In your MBA career, and after, you’ll be working on a lot of teams. They'll include people from different backgrounds, with different strengths, and different workstyles. You’ll want to set up these teams for success so you can grow as an individual and as an effective team member.
Get to know your team members. In order to build trust and comfort, get to know your team members. Share something personal about yourself to open up the dialogue, and other people will start to feel comfortable too. Once that trust is established, working together for a semester or for years to come will be much easier. You might even learn something really cool you didn’t know about your teammates.
Set up shared goals, roles, and norms. It’s important that everyone in the group is on the same page when it comes to the team goals, the roles roles each person plays, and expectations for the team. Make sure you establish these early and collectively, so that everyone is on board. Decide what the main goal of the team is: to have the best presentation, to learn the most about the subject, etc. Then decide what needs to be done and who wants to do what. This might include traditional roles, such as a timekeeper, or nontraditional ones, such as the person who warns the team members they’re going down a rabbit hole. And then finally, determine what constitutes normal behavior for the team? Does everyone get five minutes to speak about their thoughts on the issue before going into a team discussion? Maybe everyone gets to leisurely chat and catch up for the first 10 minutes of every meeting before getting into the classwork. Norms matter because they drive the level of comfort the team has with each other, and hold everyone to the same expectations.
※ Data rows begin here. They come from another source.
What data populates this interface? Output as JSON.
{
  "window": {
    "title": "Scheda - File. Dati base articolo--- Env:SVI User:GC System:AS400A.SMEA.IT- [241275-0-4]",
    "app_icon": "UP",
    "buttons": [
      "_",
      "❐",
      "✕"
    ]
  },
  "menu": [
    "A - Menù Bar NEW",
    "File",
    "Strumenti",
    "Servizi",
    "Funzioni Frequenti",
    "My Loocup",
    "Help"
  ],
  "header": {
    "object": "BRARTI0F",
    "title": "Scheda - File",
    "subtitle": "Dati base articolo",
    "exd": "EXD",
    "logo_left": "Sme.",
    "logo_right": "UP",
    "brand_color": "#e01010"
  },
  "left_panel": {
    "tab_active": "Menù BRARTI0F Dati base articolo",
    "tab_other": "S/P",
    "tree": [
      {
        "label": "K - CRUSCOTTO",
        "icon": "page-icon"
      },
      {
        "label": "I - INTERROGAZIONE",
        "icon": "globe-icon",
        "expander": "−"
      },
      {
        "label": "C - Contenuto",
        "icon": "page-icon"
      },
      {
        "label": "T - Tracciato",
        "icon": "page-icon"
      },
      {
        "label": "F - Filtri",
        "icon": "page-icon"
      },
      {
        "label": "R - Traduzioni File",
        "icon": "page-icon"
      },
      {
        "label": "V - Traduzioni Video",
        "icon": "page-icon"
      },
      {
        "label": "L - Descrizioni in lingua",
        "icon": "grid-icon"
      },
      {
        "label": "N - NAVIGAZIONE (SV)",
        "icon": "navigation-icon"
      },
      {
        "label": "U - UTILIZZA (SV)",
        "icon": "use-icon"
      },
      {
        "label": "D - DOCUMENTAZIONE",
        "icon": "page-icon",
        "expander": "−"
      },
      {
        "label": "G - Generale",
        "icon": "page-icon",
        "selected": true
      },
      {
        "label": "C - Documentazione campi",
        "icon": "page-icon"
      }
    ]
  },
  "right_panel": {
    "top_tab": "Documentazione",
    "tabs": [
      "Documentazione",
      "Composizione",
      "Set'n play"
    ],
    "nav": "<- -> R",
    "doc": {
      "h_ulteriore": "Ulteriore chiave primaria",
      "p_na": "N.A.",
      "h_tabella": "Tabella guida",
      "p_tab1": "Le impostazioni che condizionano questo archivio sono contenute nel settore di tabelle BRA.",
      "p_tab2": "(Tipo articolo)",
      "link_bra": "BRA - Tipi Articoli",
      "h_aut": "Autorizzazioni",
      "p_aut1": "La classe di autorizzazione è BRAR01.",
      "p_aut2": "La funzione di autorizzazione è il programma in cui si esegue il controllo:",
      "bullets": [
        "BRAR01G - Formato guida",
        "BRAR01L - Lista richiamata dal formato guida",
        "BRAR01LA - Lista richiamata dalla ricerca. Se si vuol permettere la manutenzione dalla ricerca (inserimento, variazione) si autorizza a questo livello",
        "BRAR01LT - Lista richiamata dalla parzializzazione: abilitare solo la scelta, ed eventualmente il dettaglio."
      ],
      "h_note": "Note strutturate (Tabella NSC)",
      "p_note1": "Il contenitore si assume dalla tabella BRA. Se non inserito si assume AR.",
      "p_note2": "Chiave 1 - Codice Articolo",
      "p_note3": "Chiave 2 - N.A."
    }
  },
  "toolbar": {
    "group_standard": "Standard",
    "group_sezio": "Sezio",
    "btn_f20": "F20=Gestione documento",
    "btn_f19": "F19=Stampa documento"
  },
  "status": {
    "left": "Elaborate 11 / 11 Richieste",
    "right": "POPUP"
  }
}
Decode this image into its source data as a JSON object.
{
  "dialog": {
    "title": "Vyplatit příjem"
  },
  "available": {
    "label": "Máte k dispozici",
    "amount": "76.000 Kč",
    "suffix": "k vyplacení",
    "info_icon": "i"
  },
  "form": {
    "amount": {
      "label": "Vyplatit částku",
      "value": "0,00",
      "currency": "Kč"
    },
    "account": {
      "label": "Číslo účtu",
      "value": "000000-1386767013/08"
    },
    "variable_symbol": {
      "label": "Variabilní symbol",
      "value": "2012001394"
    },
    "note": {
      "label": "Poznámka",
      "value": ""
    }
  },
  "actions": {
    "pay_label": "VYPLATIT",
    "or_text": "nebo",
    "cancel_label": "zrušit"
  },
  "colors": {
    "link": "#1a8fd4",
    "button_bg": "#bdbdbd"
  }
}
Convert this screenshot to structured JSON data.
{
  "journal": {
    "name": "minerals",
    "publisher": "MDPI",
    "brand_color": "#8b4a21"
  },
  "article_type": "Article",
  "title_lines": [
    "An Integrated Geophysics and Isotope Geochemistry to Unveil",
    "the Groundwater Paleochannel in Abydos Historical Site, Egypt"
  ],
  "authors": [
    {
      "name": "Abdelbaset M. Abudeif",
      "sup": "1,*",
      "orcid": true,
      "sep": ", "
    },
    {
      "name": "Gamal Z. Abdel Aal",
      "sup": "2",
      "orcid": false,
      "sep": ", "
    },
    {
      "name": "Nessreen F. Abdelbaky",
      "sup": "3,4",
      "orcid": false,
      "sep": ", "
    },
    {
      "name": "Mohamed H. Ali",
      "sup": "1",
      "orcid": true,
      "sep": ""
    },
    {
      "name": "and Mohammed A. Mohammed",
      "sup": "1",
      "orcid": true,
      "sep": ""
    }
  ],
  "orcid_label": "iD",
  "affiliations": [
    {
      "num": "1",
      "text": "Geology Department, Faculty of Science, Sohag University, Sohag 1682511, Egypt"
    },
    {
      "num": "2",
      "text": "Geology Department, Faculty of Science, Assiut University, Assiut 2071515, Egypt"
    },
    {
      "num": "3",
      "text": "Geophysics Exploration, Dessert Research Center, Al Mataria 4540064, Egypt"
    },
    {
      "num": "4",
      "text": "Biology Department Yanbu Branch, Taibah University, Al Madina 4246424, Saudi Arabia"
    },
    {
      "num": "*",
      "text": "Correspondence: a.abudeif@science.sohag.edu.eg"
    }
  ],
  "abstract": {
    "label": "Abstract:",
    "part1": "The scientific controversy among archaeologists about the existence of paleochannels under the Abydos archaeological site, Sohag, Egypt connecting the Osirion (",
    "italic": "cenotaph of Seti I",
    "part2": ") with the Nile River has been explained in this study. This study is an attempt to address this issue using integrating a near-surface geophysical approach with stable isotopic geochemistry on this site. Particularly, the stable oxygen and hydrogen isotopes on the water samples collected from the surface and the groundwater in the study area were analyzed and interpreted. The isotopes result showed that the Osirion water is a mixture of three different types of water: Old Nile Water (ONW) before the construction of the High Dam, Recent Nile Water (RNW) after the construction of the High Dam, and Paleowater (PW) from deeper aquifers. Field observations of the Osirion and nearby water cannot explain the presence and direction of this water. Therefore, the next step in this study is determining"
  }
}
Share accountability across the team. It’s easy to assume that each team has one leader, and they have the authority to set expectations and dole out criticism when team members aren’t sticking to the goals, roles, and norms of the team. But that’s definitely not the case. It’s important that everyone holds all team members accountable. If the established expectations have been decided on collectively and there is trust, every team member should feel confident calling each other out if things fall through the cracks. This way one person isn’t the “bad guy” and everyone feels connected to the outcomes and success of the team.
–By Samprithi “Sammy” Santosh. Santosh is a 2021 MBA candidate with a concentration in marketing. She worked in advertising as an account manager in Richmond, Va., before moving to Maryland to pursue her MBA.